The DM ran with it and made it true. By the end of the session, all it took was somebody saying "Woof" to send us all into fits of helpless laughter.
...does that story count as breaking the DM's campaign?
Stealth: Because being completely blatant about attempting to go unseen in broad daylight with inadequate cover and getting away with it anyway is fun!
I'd be willing to intentionally blow my stealth roll as a distraction. Acting like a retarded- err, mentally handicapped spy, moving in an exaggerated fashion, and humming spy music would get lots of attention.
"What the buck? Are you seeing this?"
"Good lord. I've never seen anything this incompetent! This is the funniest thing I've seen all year!"
"Hey, let's follow him and see what he's trying to do! We can just kill him when we find out!"
"I wanna come!"
"Yes! Let's all see where he's going!"
I was 'quoting' the rest of the party in that scenario. As in, what they might say to avoid the entire party getting dragged into a mess over one PC taking the direct route.
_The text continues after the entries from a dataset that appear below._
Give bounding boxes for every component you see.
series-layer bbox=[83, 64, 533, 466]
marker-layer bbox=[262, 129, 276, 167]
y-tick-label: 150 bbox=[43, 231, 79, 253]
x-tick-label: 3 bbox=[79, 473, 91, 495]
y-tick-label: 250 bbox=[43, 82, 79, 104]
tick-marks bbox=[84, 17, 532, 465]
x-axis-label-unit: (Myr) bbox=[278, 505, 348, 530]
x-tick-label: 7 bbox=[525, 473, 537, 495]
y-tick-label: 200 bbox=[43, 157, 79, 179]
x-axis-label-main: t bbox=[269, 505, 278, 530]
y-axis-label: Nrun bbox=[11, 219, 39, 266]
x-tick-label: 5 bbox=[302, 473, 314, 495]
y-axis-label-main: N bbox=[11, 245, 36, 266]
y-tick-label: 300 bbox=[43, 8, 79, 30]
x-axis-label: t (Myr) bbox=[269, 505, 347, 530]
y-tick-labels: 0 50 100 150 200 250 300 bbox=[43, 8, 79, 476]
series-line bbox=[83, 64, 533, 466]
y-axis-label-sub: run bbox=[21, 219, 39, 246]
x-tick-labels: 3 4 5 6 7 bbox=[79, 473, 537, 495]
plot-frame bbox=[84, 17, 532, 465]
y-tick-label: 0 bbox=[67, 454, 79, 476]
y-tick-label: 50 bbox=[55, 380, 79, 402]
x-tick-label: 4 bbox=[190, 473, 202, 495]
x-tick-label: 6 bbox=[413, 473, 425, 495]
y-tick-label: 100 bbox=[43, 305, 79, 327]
It was part of Twilight's reaction to seeing the contents of the Crystal Empire's library. My response when she said it was, "Then it's a good thing you're surrounded by so many right now."
...I'm not sure whether to point out that nakedness doesn't give any points to stealth since ponies "don't normally wear clothes," or the fact that Applebloom is, in fact, wearing a bow.
So, Apple Bloom has her bow, and Pinkie has her Groucho Marx glasses, and they're both the ones hiding...
Does that mean that in Equestria, additional clothing/armor actually gives bonuses to stealth?
Is that why no one remembers who they meet at the Grand Galloping Gala?
Speaking of which, any chance that episode will be covered in this? Can't wait to see how the group would react to a purely diplomacy segment of the campaign.